When it comes to discussing or selecting investments for their 401(k) plans, many HR and benefits professionals get intimidated. It’s of their area of expertise, as they focus on people and behavior, and the investment community does not make investments easy to understand, intentionally or unintentionally. But if HR professionals are intimidated, imagine how employees and participants in 401(k) or defined contribution (DC) plans feel. As Susan Power at Fidelity notes, “If the discussion about target funds are hard for HR professionals to understand, imagine how their employees feel.”
While it’s unlikely that HR professionals and DC plan participants will ever get a Ph.D. in investing, it’s really not necessary. But when it comes to Target Date Funds (TDFs), the fastest growing investment in DC plans and the most popular managed investment or balanced fund, it’s really important to get it right and have a basic understanding of how they work and what’s best for the company and individuals.
Let’s start with why managed investments and TDFs in particular have become so popular and important in corporate-sponsored retirement plans. Most employees do not have the knowledge or inclination to manage their own investments or portfolios. It takes a basic understanding of which investments are good or performing, which changes from quarter to quarter; figuring out the right mix of assets to weather down markets and participate in good markets; an understanding of all the fees charged by the various investments; and then periodically re-balancing as certain investments take a larger share of the pie during certain market cycles.
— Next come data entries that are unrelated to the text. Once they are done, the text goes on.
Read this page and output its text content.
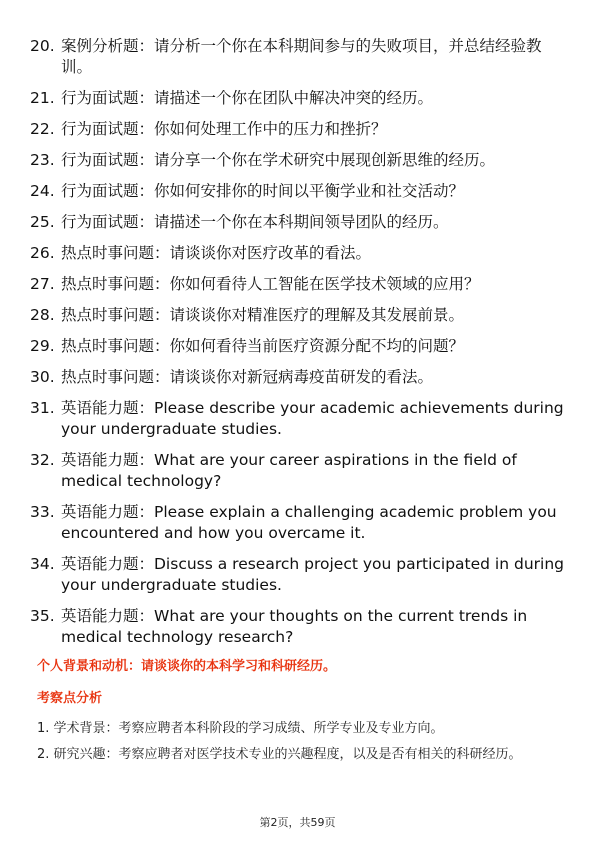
20. 案例分析题：请分析一个你在本科期间参与的失败项目，并总结经验教训。
21. 行为面试题：请描述一个你在团队中解决冲突的经历。
22. 行为面试题：你如何处理工作中的压力和挫折？
23. 行为面试题：请分享一个你在学术研究中展现创新思维的经历。
24. 行为面试题：你如何安排你的时间以平衡学业和社交活动？
25. 行为面试题：请描述一个你在本科期间领导团队的经历。
26. 热点时事问题：请谈谈你对医疗改革的看法。
27. 热点时事问题：你如何看待人工智能在医学技术领域的应用？
28. 热点时事问题：请谈谈你对精准医疗的理解及其发展前景。
29. 热点时事问题：你如何看待当前医疗资源分配不均的问题？
30. 热点时事问题：请谈谈你对新冠病毒疫苗研发的看法。
31. 英语能力题：Please describe your academic achievements during your undergraduate studies.
32. 英语能力题：What are your career aspirations in the field of medical technology?
33. 英语能力题：Please explain a challenging academic problem you encountered and how you overcame it.
34. 英语能力题：Discuss a research project you participated in during your undergraduate studies.
35. 英语能力题：What are your thoughts on the current trends in medical technology research?
个人背景和动机：请谈谈你的本科学习和科研经历。
考察点分析

1. 学术背景：考察应聘者本科阶段的学习成绩、所学专业及专业方向。

2. 研究兴趣：考察应聘者对医学技术专业的兴趣程度，以及是否有相关的科研经历。

第2页，共59页
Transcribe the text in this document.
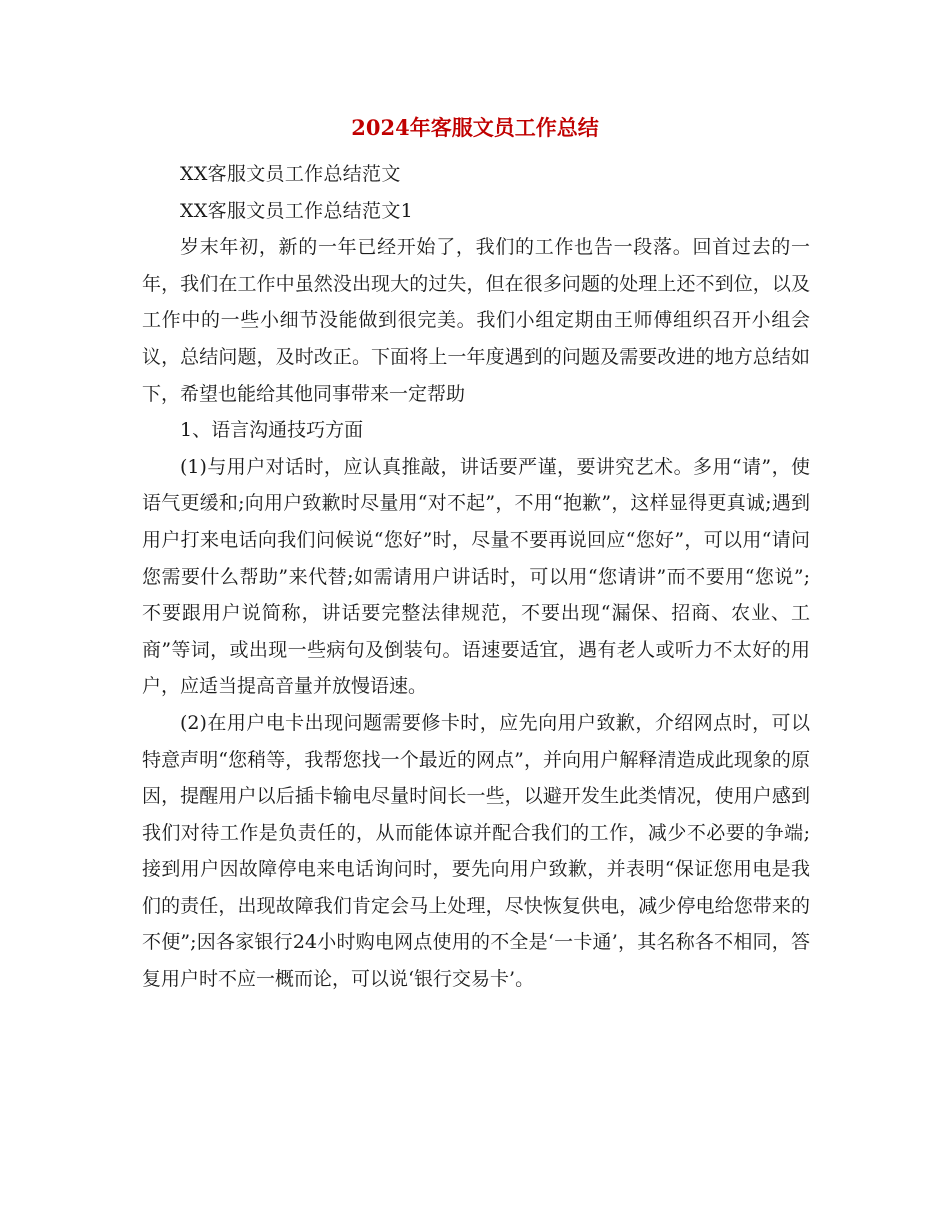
2024年客服文员工作总结

XX客服文员工作总结范文

XX客服文员工作总结范文1

岁末年初，新的一年已经开始了，我们的工作也告一段落。回首过去的一年，我们在工作中虽然没出现大的过失，但在很多问题的处理上还不到位，以及工作中的一些小细节没能做到很完美。我们小组定期由王师傅组织召开小组会议，总结问题，及时改正。下面将上一年度遇到的问题及需要改进的地方总结如下，希望也能给其他同事带来一定帮助

1、语言沟通技巧方面

(1)与用户对话时，应认真推敲，讲话要严谨，要讲究艺术。多用“请”，使语气更缓和;向用户致歉时尽量用“对不起”，不用“抱歉”，这样显得更真诚;遇到用户打来电话向我们问候说“您好”时，尽量不要再说回应“您好”，可以用“请问您需要什么帮助”来代替;如需请用户讲话时，可以用“您请讲”而不要用“您说”;不要跟用户说简称，讲话要完整法律规范，不要出现“漏保、招商、农业、工商”等词，或出现一些病句及倒装句。语速要适宜，遇有老人或听力不太好的用户，应适当提高音量并放慢语速。

(2)在用户电卡出现问题需要修卡时，应先向用户致歉，介绍网点时，可以特意声明“您稍等，我帮您找一个最近的网点”，并向用户解释清造成此现象的原因，提醒用户以后插卡输电尽量时间长一些，以避开发生此类情况，使用户感到我们对待工作是负责任的，从而能体谅并配合我们的工作，减少不必要的争端;接到用户因故障停电来电话询问时，要先向用户致歉，并表明“保证您用电是我们的责任，出现故障我们肯定会马上处理，尽快恢复供电，减少停电给您带来的不便”;因各家银行24小时购电网点使用的不全是‘一卡通’，其名称各不相同，答复用户时不应一概而论，可以说‘银行交易卡’。
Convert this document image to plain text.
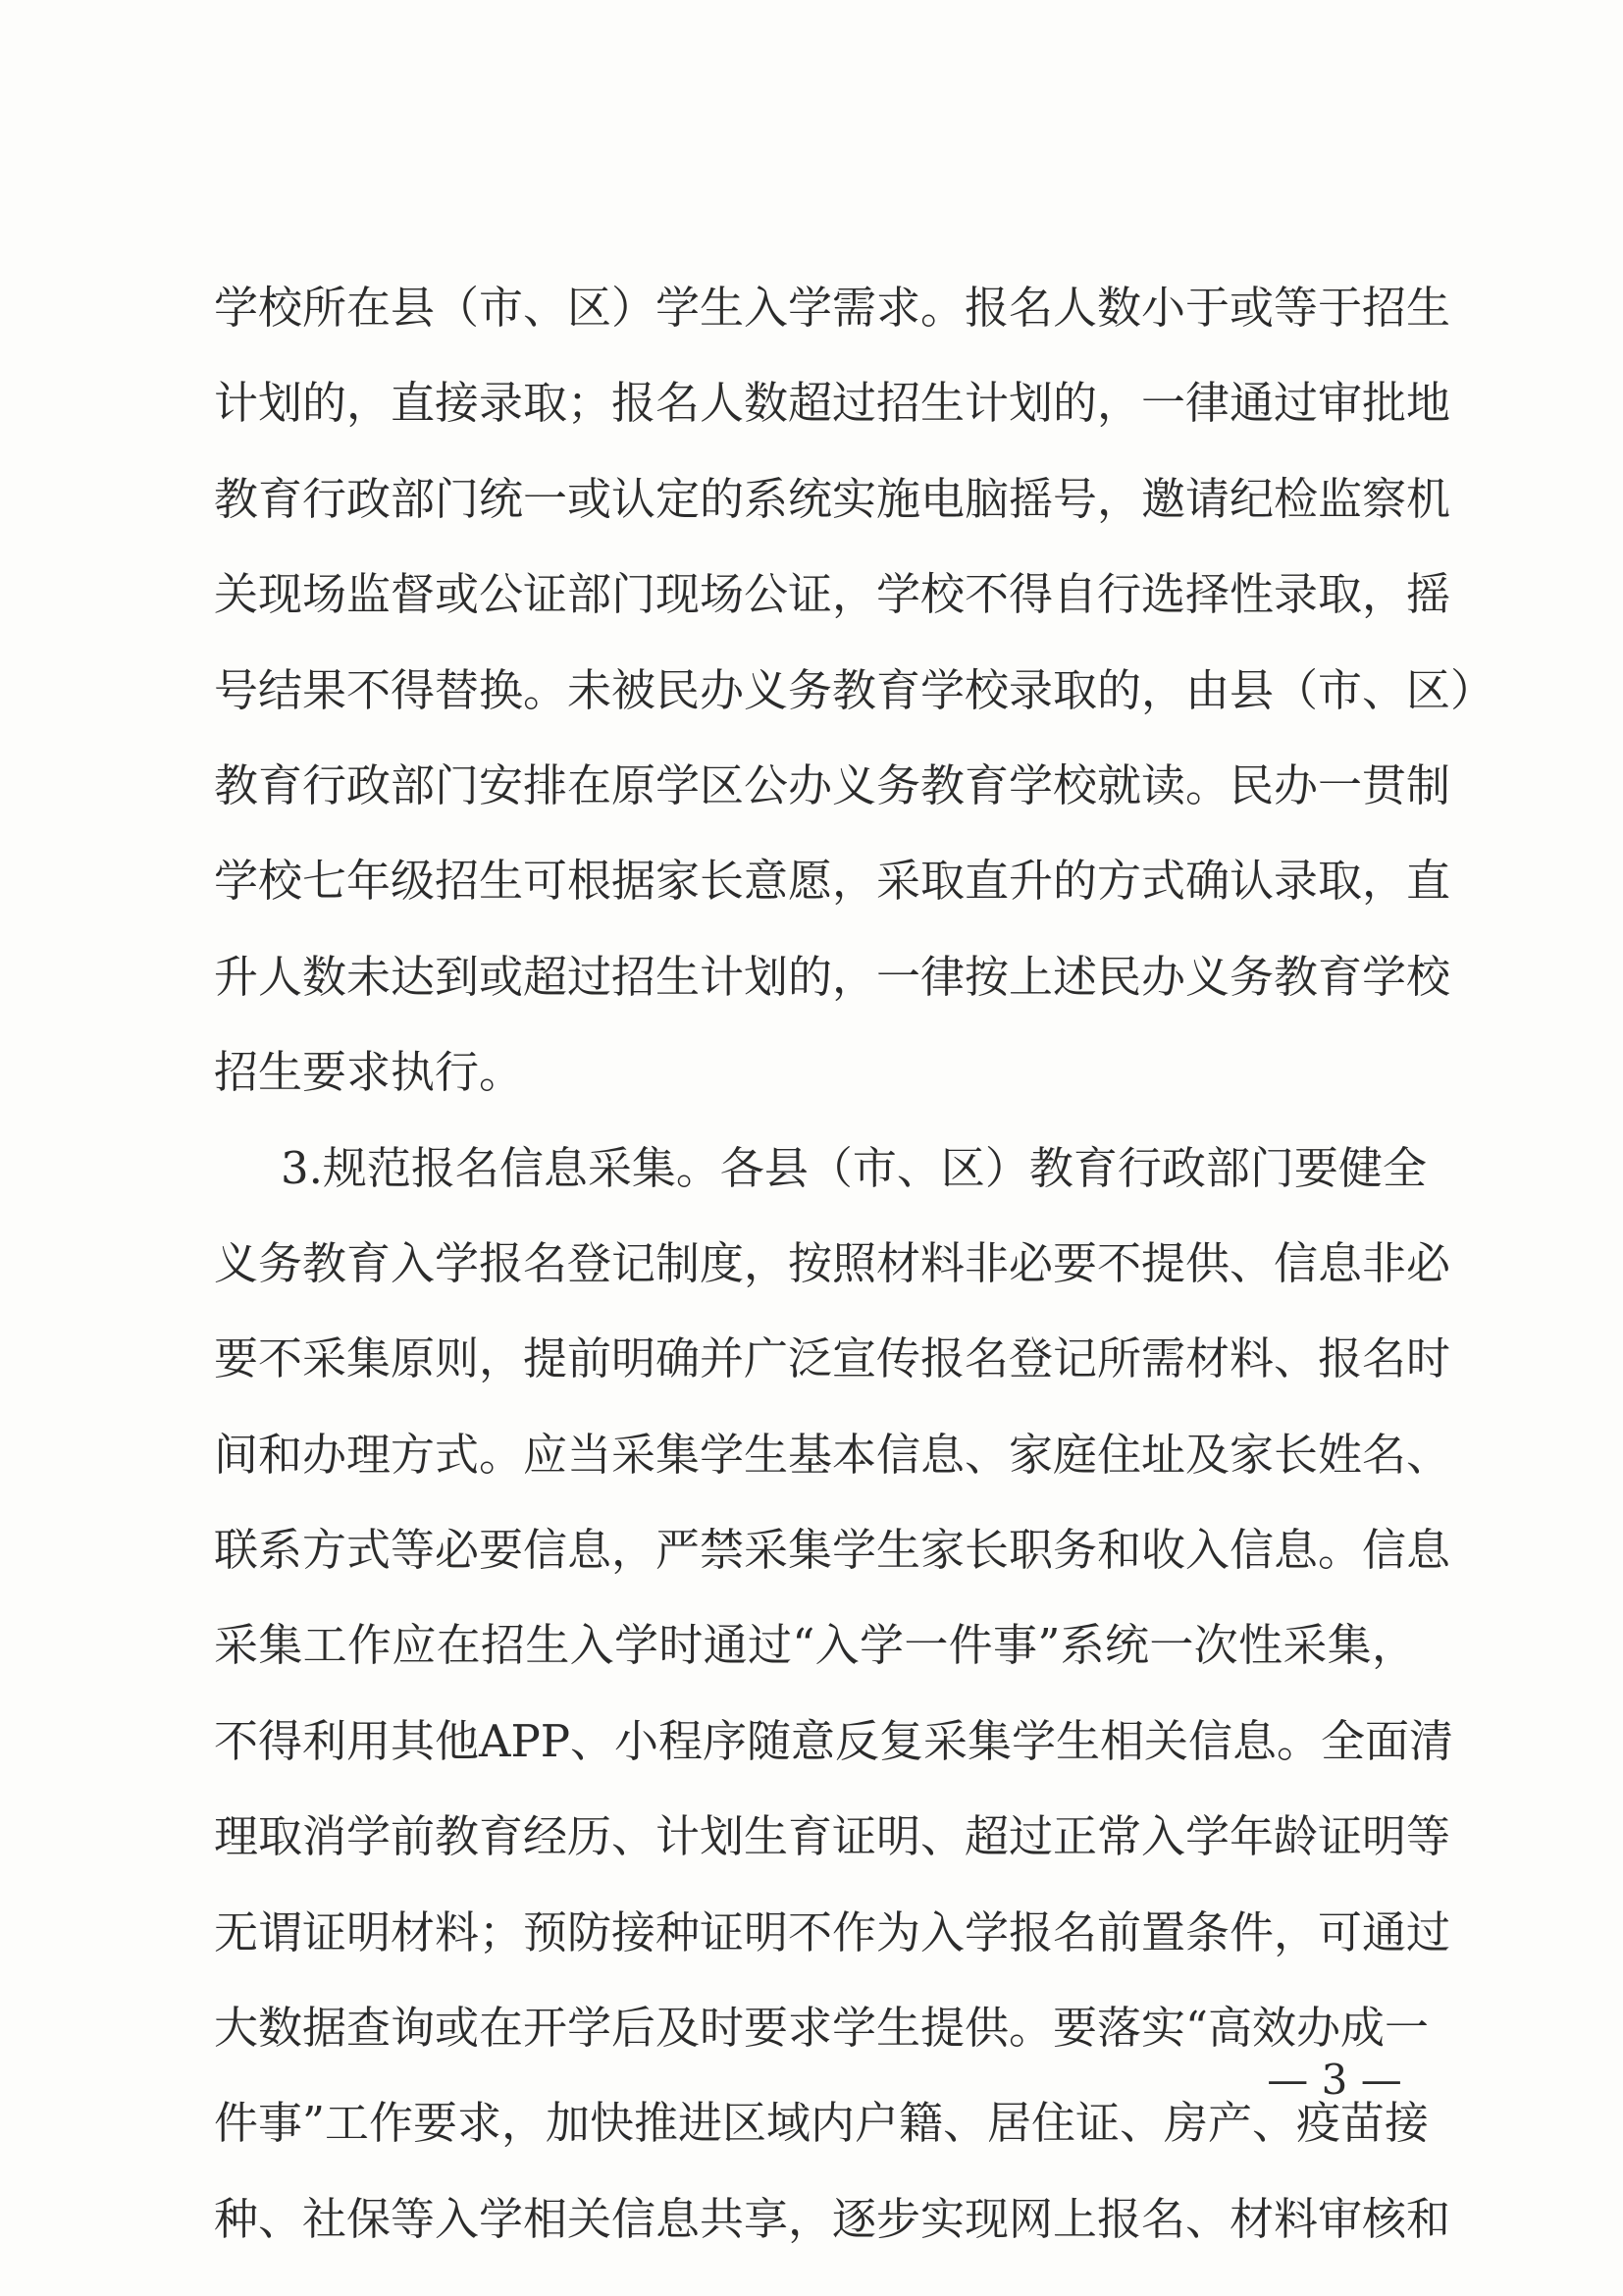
学校所在县（市、区）学生入学需求。报名人数小于或等于招生
计划的，直接录取；报名人数超过招生计划的，一律通过审批地
教育行政部门统一或认定的系统实施电脑摇号，邀请纪检监察机
关现场监督或公证部门现场公证，学校不得自行选择性录取，摇
号结果不得替换。未被民办义务教育学校录取的，由县（市、区）
教育行政部门安排在原学区公办义务教育学校就读。民办一贯制
学校七年级招生可根据家长意愿，采取直升的方式确认录取，直
升人数未达到或超过招生计划的，一律按上述民办义务教育学校
招生要求执行。
3.规范报名信息采集。各县（市、区）教育行政部门要健全
义务教育入学报名登记制度，按照材料非必要不提供、信息非必
要不采集原则，提前明确并广泛宣传报名登记所需材料、报名时
间和办理方式。应当采集学生基本信息、家庭住址及家长姓名、
联系方式等必要信息，严禁采集学生家长职务和收入信息。信息
采集工作应在招生入学时通过“入学一件事”系统一次性采集，
不得利用其他APP、小程序随意反复采集学生相关信息。全面清
理取消学前教育经历、计划生育证明、超过正常入学年龄证明等
无谓证明材料；预防接种证明不作为入学报名前置条件，可通过
大数据查询或在开学后及时要求学生提供。要落实“高效办成一
件事”工作要求，加快推进区域内户籍、居住证、房产、疫苗接
种、社保等入学相关信息共享，逐步实现网上报名、材料审核和
— 3 —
The best analogy is trying to teach someone how to repair their car: While some people enjoy it (witness the growth of Morningstar), most would prefer to just drop their car off with a mechanic. TDFs allow plan participants to allocate most if not all of their investment decisions to a professional who manages a larger pool of money for many people, making all the decisions necessary while constantly re-balancing. No wonder target date funds have ballooned to over $700 billion in DC plans and nearly two-thirds of recently hired 401(k) participants invested in a balanced fund in 2013 compared to one-third in 1998, according to EBRI. Recent hires have more than three-quarters of their money invested in balanced funds like TDFs, accounting for 90% of their 401(k) account in 2013.